(225) Open Label Trial of Oxcarbazepine in Neuropathic Pain

We evaluated the use of a new anticonvulsant, oxcarbazepine (Trileptal®, Novartis Pharmaceuticals), in 24 consecutive patients (19 females, 3 males) with neuropathic pain who were nonresponders to gabapentin (Neurontin®, Parke Davis). Oxcarbazepine was FDA‐approved in early 2000 for add‐on treatment of partial seizures in adults.
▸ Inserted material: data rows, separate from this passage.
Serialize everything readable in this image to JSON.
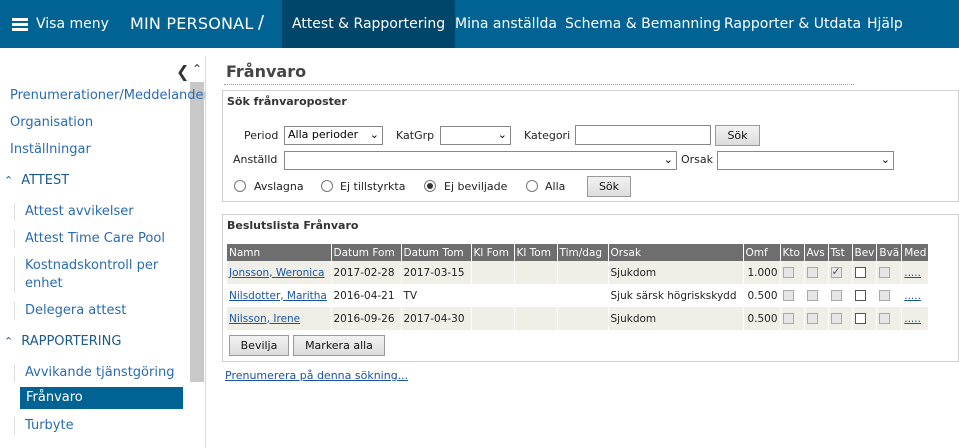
{
  "topbar": {
    "menu_label": "Visa meny",
    "brand": "MIN PERSONAL",
    "separator": "/",
    "tabs": [
      {
        "label": "Attest & Rapportering",
        "active": true
      },
      {
        "label": "Mina anställda"
      },
      {
        "label": "Schema & Bemanning"
      },
      {
        "label": "Rapporter & Utdata"
      },
      {
        "label": "Hjälp"
      }
    ]
  },
  "sidebar": {
    "collapse_icon": "chevron-left-icon",
    "top_items": [
      "Prenumerationer/Meddelanden",
      "Organisation",
      "Inställningar"
    ],
    "sections": [
      {
        "label": "ATTEST",
        "items": [
          "Attest avvikelser",
          "Attest Time Care Pool",
          "Kostnadskontroll per enhet",
          "Delegera attest"
        ]
      },
      {
        "label": "RAPPORTERING",
        "items": [
          "Avvikande tjänstgöring",
          "Frånvaro",
          "Turbyte"
        ]
      }
    ],
    "active_item": "Frånvaro"
  },
  "page": {
    "title": "Frånvaro"
  },
  "search": {
    "title": "Sök frånvaroposter",
    "period_label": "Period",
    "period_value": "Alla perioder",
    "katgrp_label": "KatGrp",
    "katgrp_value": "",
    "kategori_label": "Kategori",
    "kategori_value": "",
    "search_button": "Sök",
    "anstalld_label": "Anställd",
    "anstalld_value": "",
    "orsak_label": "Orsak",
    "orsak_value": "",
    "radios": [
      {
        "label": "Avslagna",
        "checked": false
      },
      {
        "label": "Ej tillstyrkta",
        "checked": false
      },
      {
        "label": "Ej beviljade",
        "checked": true
      },
      {
        "label": "Alla",
        "checked": false
      }
    ],
    "search_button2": "Sök"
  },
  "list": {
    "title": "Beslutslista Frånvaro",
    "columns": [
      "Namn",
      "Datum Fom",
      "Datum Tom",
      "Kl Fom",
      "Kl Tom",
      "Tim/dag",
      "Orsak",
      "Omf",
      "Kto",
      "Avs",
      "Tst",
      "Bev",
      "Bvä",
      "Med"
    ],
    "rows": [
      {
        "namn": "Jonsson, Weronica",
        "datum_fom": "2017-02-28",
        "datum_tom": "2017-03-15",
        "kl_fom": "",
        "kl_tom": "",
        "tim_dag": "",
        "orsak": "Sjukdom",
        "omf": "1.000",
        "tst_checked": true,
        "med": "....."
      },
      {
        "namn": "Nilsdotter, Maritha",
        "datum_fom": "2016-04-21",
        "datum_tom": "TV",
        "kl_fom": "",
        "kl_tom": "",
        "tim_dag": "",
        "orsak": "Sjuk särsk högriskskydd",
        "omf": "0.500",
        "tst_checked": false,
        "med": "....."
      },
      {
        "namn": "Nilsson, Irene",
        "datum_fom": "2016-09-26",
        "datum_tom": "2017-04-30",
        "kl_fom": "",
        "kl_tom": "",
        "tim_dag": "",
        "orsak": "Sjukdom",
        "omf": "0.500",
        "tst_checked": false,
        "med": "....."
      }
    ],
    "approve_button": "Bevilja",
    "select_all_button": "Markera alla"
  },
  "subscribe_link": "Prenumerera på denna sökning..."
}
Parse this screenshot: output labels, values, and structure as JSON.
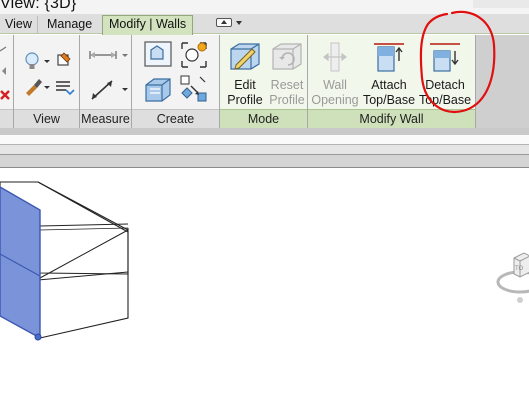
{
  "window": {
    "title": "View: {3D}"
  },
  "tabs": [
    {
      "label": "View"
    },
    {
      "label": "Manage"
    },
    {
      "label": "Modify | Walls",
      "active": true
    }
  ],
  "ribbon": {
    "panels": {
      "view": "View",
      "measure": "Measure",
      "create": "Create",
      "mode": "Mode",
      "modify_wall": "Modify Wall"
    },
    "buttons": {
      "edit_profile": "Edit Profile",
      "reset_profile": "Reset Profile",
      "wall_opening": "Wall Opening",
      "attach_top_base": "Attach Top/Base",
      "detach_top_base": "Detach Top/Base"
    },
    "disabled": [
      "reset_profile",
      "wall_opening"
    ]
  },
  "colors": {
    "active_tab": "#d3e3c0",
    "modify_panel": "#cfe1bb",
    "annotation": "#e01010",
    "wall_selected": "#7b93d9"
  },
  "icons": [
    "lightbulb-icon",
    "paint-brush-icon",
    "paint-icon",
    "linework-icon",
    "delete-x-icon",
    "dimension-icon",
    "measure-icon",
    "create-similar-icon",
    "create-group-icon",
    "create-parts-icon",
    "create-assembly-icon",
    "edit-profile-icon",
    "reset-profile-icon",
    "wall-opening-icon",
    "attach-top-base-icon",
    "detach-top-base-icon",
    "quick-access-icon",
    "viewcube-icon"
  ]
}
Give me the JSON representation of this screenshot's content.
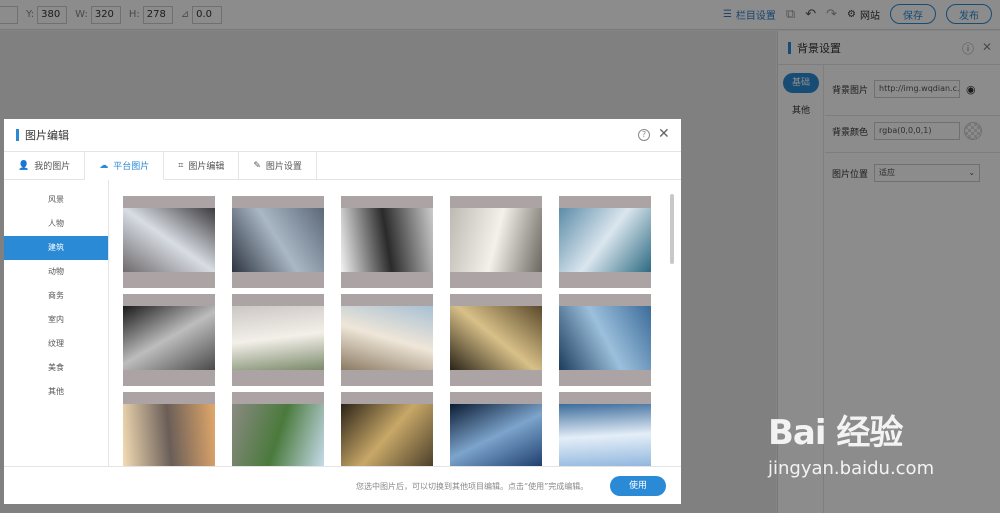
{
  "toolbar": {
    "y_label": "Y:",
    "y_value": "380",
    "w_label": "W:",
    "w_value": "320",
    "h_label": "H:",
    "h_value": "278",
    "angle_value": "0.0",
    "column_settings": "栏目设置",
    "website": "网站",
    "save": "保存",
    "publish": "发布"
  },
  "right_panel": {
    "title": "背景设置",
    "tabs": [
      "基础",
      "其他"
    ],
    "bg_image_label": "背景图片",
    "bg_image_value": "http://img.wqdian.c...",
    "bg_color_label": "背景颜色",
    "bg_color_value": "rgba(0,0,0,1)",
    "bg_position_label": "图片位置",
    "bg_position_value": "适应"
  },
  "modal": {
    "title": "图片编辑",
    "tabs": [
      "我的图片",
      "平台图片",
      "图片编辑",
      "图片设置"
    ],
    "categories": [
      "风景",
      "人物",
      "建筑",
      "动物",
      "商务",
      "室内",
      "纹理",
      "美食",
      "其他"
    ],
    "active_category": "建筑",
    "hint": "您选中图片后，可以切换到其他项目编辑。点击“使用”完成编辑。",
    "use": "使用"
  },
  "thumbnails": [
    {
      "name": "skylight-courtyard",
      "colors": [
        "#6e6a6c",
        "#d8dde4",
        "#3c3a3c"
      ]
    },
    {
      "name": "glass-facade",
      "colors": [
        "#2e3440",
        "#aab8c6",
        "#5c6878"
      ]
    },
    {
      "name": "white-structure",
      "colors": [
        "#f2f2f2",
        "#2a2a2a",
        "#cccccc"
      ]
    },
    {
      "name": "church-interior",
      "colors": [
        "#bdbab4",
        "#f4f0ea",
        "#6a6660"
      ]
    },
    {
      "name": "futuristic-building",
      "colors": [
        "#5c8ca8",
        "#dbe6ee",
        "#2c6a82"
      ]
    },
    {
      "name": "abstract-curves",
      "colors": [
        "#1a1a1a",
        "#bdbdbd",
        "#4a4a4a"
      ]
    },
    {
      "name": "taj-mahal-pool",
      "colors": [
        "#cbc8c4",
        "#f3efe9",
        "#7a8a6a"
      ]
    },
    {
      "name": "taj-mahal-dome",
      "colors": [
        "#a8c0d4",
        "#efe6d8",
        "#8a7a62"
      ]
    },
    {
      "name": "chandelier",
      "colors": [
        "#5a4a2c",
        "#d8c088",
        "#2a2418"
      ]
    },
    {
      "name": "skyscrapers",
      "colors": [
        "#3c6c9a",
        "#9cc0dc",
        "#1c3c5c"
      ]
    },
    {
      "name": "city-sunset",
      "colors": [
        "#e2a86a",
        "#6a5e58",
        "#f4dcb4"
      ]
    },
    {
      "name": "great-wall",
      "colors": [
        "#c8dcec",
        "#4a7a3c",
        "#8a8a82"
      ]
    },
    {
      "name": "grand-hall",
      "colors": [
        "#4a3e2a",
        "#c8a868",
        "#2c2418"
      ]
    },
    {
      "name": "observatory-night",
      "colors": [
        "#1c3c6c",
        "#7ca4cc",
        "#0c1c34"
      ]
    },
    {
      "name": "glass-tower",
      "colors": [
        "#8cb4dc",
        "#e4eef8",
        "#3c6c9c"
      ]
    }
  ],
  "watermark": {
    "logo": "Bai 经验",
    "url": "jingyan.baidu.com"
  }
}
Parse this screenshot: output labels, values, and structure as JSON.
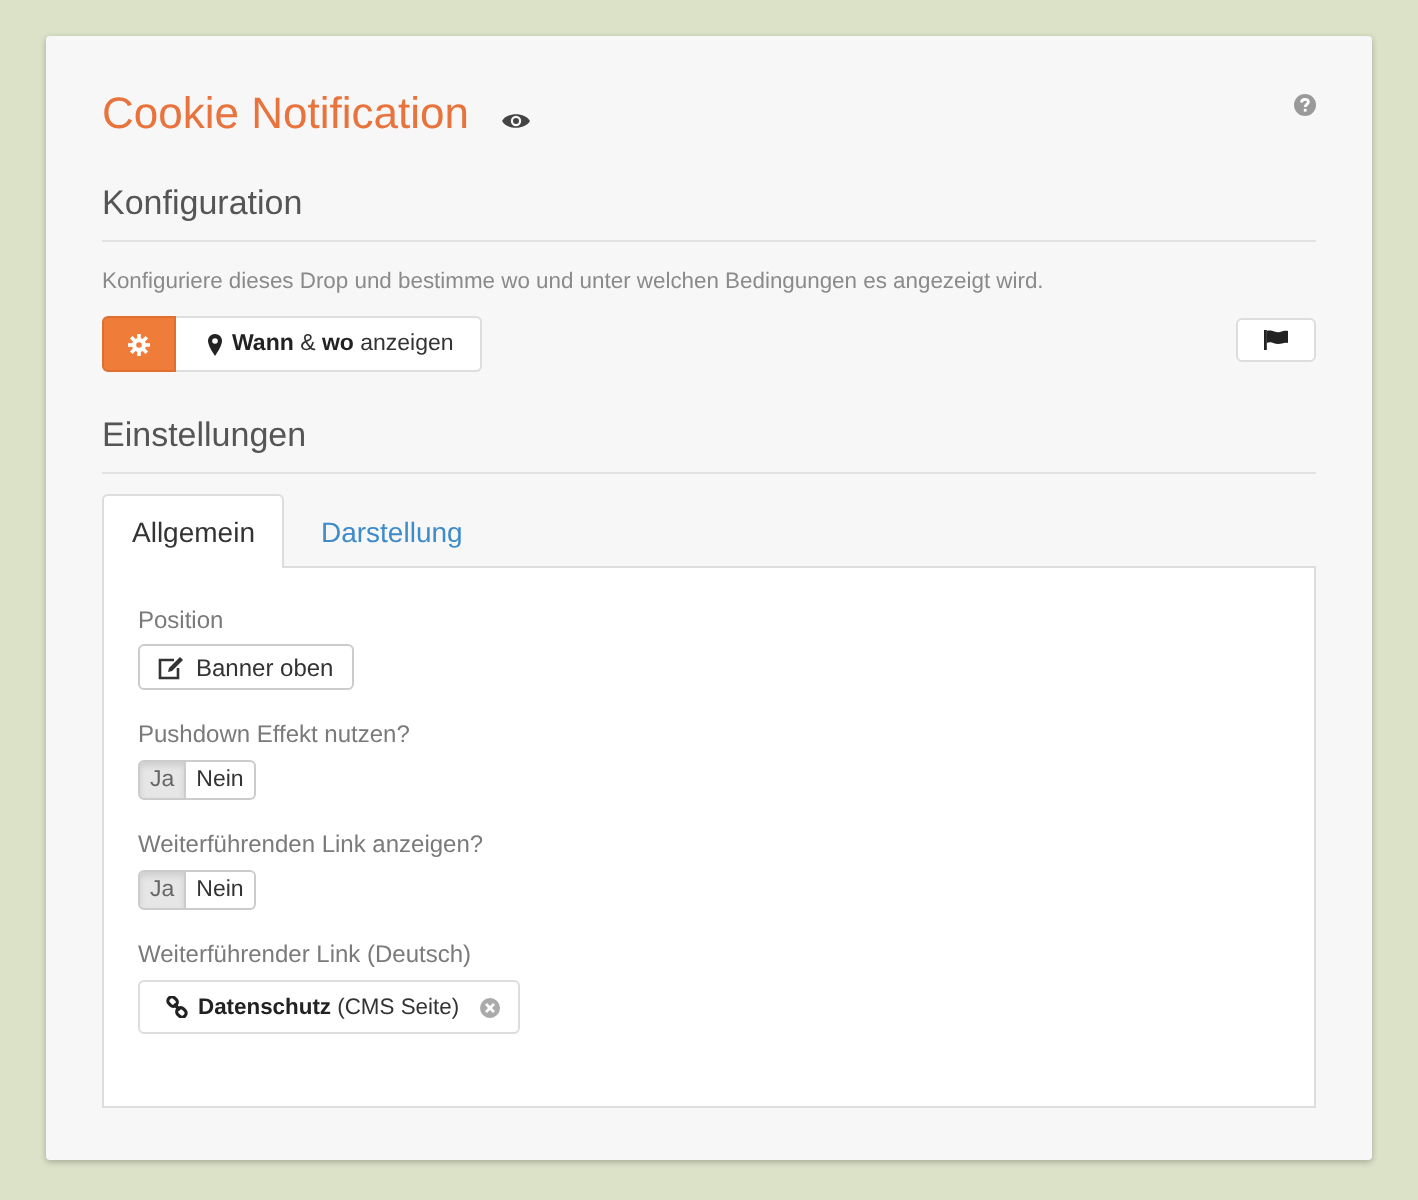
{
  "header": {
    "title": "Cookie Notification"
  },
  "configuration": {
    "heading": "Konfiguration",
    "description": "Konfiguriere dieses Drop und bestimme wo und unter welchen Bedingungen es angezeigt wird.",
    "where_button": "**Wann** & **wo** anzeigen"
  },
  "settings": {
    "heading": "Einstellungen",
    "tabs": [
      {
        "label": "Allgemein",
        "selected": true
      },
      {
        "label": "Darstellung",
        "selected": false
      }
    ],
    "fields": [
      {
        "kind": "button",
        "label": "Position",
        "value": "Banner oben"
      },
      {
        "kind": "toggle",
        "label": "Pushdown Effekt nutzen?",
        "options": [
          {
            "label": "Ja",
            "selected": true
          },
          {
            "label": "Nein",
            "selected": false
          }
        ]
      },
      {
        "kind": "toggle",
        "label": "Weiterführenden Link anzeigen?",
        "options": [
          {
            "label": "Ja",
            "selected": true
          },
          {
            "label": "Nein",
            "selected": false
          }
        ]
      },
      {
        "kind": "link",
        "label": "Weiterführender Link (Deutsch)",
        "value": "**Datenschutz** (CMS Seite)"
      }
    ]
  }
}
It is a keto‐analog of carbamazepine that is rapidly converted to a monohydroxy derivative that is the active drug [1]. It is a membrane stabilizer and a weak hepatic induce without autoinduction. It has demonstrated comparable efficacy to carbamazepine in trigeminal neuralgia with fewer side effects [2]. Unlike carbamazepine, oxcarbazepine has no bone marrow suppression or hepatotoxicity. All patients were started on 300 mg daily and were asked to increase to 300 mg twice daily at 1 week and then further increases were made at weekly intervals as tolerated. Responses were characterized as follows: excellent (greater than 70% reduction in neuropathic symptoms), good (50–70% improvement), fair (20–50% improvement) and poor (less than 20% improvement). The following results were obtained: excellent = 12.5%, good = 20.8%, fair = 20.8%, and poor = 45.8%. Only 6 patients had mild to moderate adverse events (nausea, vomiting or dizziness in 4 patients, skin rash in 1 patient and edema in 1 patient). At the time of this report, all but 2 of the patients had not increased beyond 600 mg q.d. indicating the potential for even better response rates at higher doses, as was seen in two of the excellent responders who did not achieve their effect until 900–1200 mg. Oxcarbazepine is a well‐tolerated option for treating refractory neuropathic pain.